Aux origines de la pyramide alimentaire avec Luise Light

La pyramide alimentaire est notre premier élément de connaissance en matière d’alimentation. Aussi bien à l’école et à la télé que chez le médecin, elle nous a été présentée comme le nec plus ultra de la nutrition. L’aboutissement d’années de recherche sur les aliments et l’humain, le régime optimal validé par la science moderne, le modèle rationnel sur lequel se reposer… Étudions son histoire.

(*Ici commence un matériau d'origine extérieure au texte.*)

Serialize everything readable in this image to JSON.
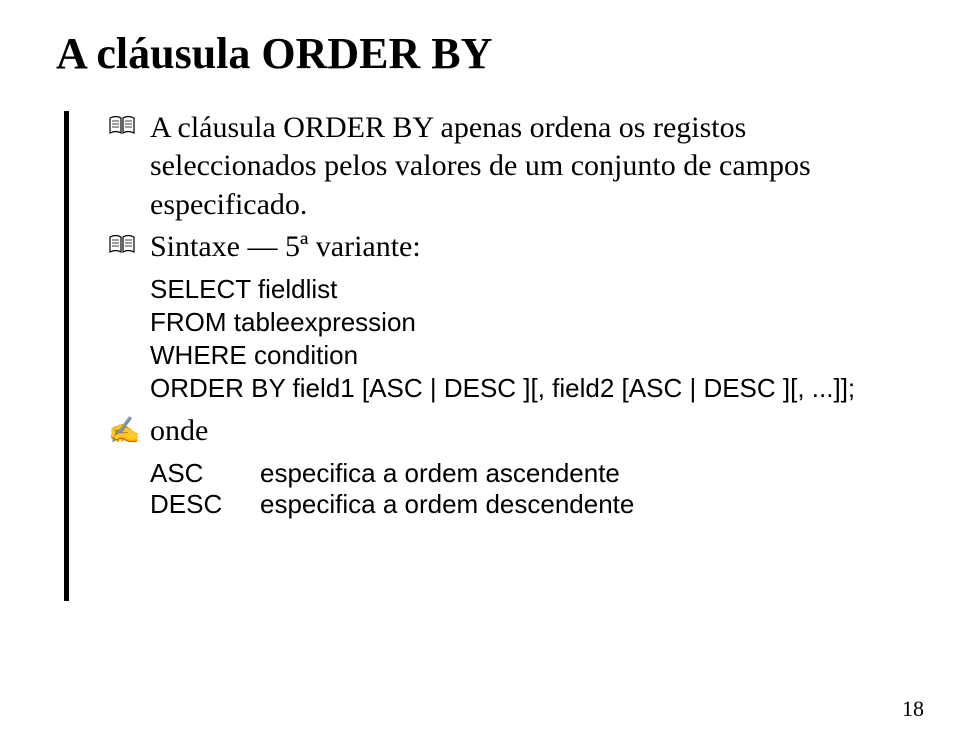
{
  "title": "A cláusula ORDER BY",
  "bullets": [
    {
      "type": "book",
      "text": "A cláusula ORDER BY apenas ordena os registos seleccionados pelos valores de um conjunto de campos especificado."
    },
    {
      "type": "book",
      "text": "Sintaxe — 5ª variante:"
    }
  ],
  "code": [
    "SELECT fieldlist",
    "FROM tableexpression",
    "WHERE condition",
    "ORDER BY field1 [ASC | DESC ][, field2 [ASC | DESC ][, ...]];"
  ],
  "onde_label": "onde",
  "definitions": [
    {
      "key": "ASC",
      "value": "especifica a ordem ascendente"
    },
    {
      "key": "DESC",
      "value": "especifica a ordem descendente"
    }
  ],
  "page_number": "18"
}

Les guides nutritionnels du début du XXième siècle visaient principalement à proposer aux populations des menus équilibrés en nutriments (pour prévenir les carences) et bon marché (pour que les plus pauvres puissent suivre les recommandations). Il fallait avoir assez à manger… la nourriture industrielle n’existant pas, il semblait ridicule de d’exclure certaines nourritures.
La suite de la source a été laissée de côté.